Removing it will inevitably cause serious collateral-damage to the speech.
[before-after]
The raw audio also suffers from clipping.

I would re-record away from fans, e.g. via a smartphone in a car/garage/bedroom.
https://www.youtube.com/@BoothJunkie/search?query=booth%20improvised

I can’t listen because I’m at work.

Does compression actually help? A threshold of -30dB seems “drastic” to me. Don’t use compression if it doesn’t help. :wink:

Normalization is a linear volume adjustment. It doesn’t affect the sound character/quality. It’s sometimes a good idea to Normalize or Amplify for “maximized” 0dB peaks as the last step. (ACX has an “odd” requirement of -3dB or lower, but that’s only for audio books.)

Again… this is without listening…
Boosting the highs with treble boost or with the Graphic EQ effect can bring-out the “T” & “S” sounds, which sometimes helps with intelligibility. (It will also boost background hiss.)

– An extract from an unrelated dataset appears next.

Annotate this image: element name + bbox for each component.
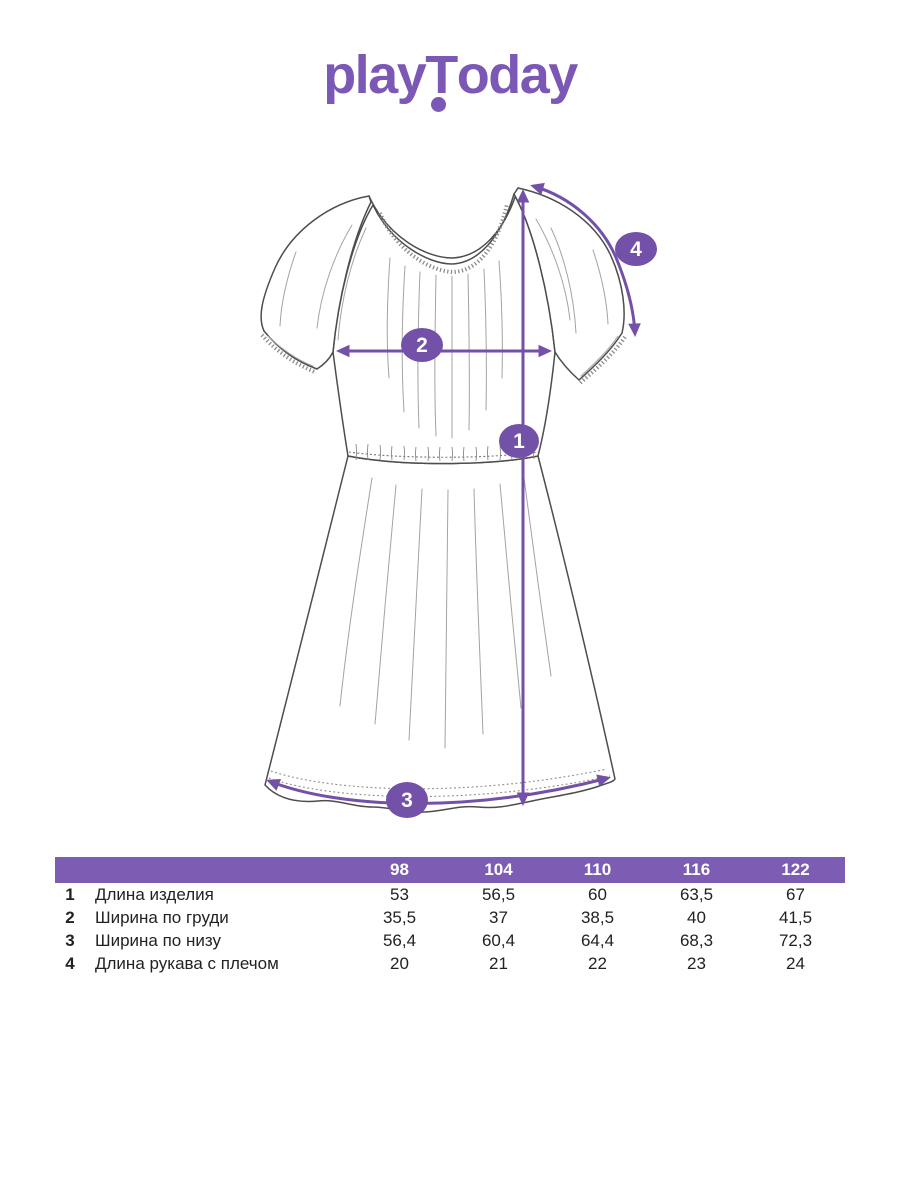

Some (some more?) clipping (distortion) can add “grit” and bring-up the loudness or “intensity”. Normalize or Amplify for 0dB peaks first to get a “starting point”. The run the Limiter effect. Set it to Hard Clip with Make-up Gain. Try limiting to -6dB, and if you want more run it again.

(Note that if you run it a 2nd time without Make-up Gain, nothing will happen because it’s already limited to -6dB.)

If you just want to make it “louder” overall without adding distortion you can try the Limiter set to Hard Limit (Again with Make-up-Gain). Limiting is a kind fast dynamic compression.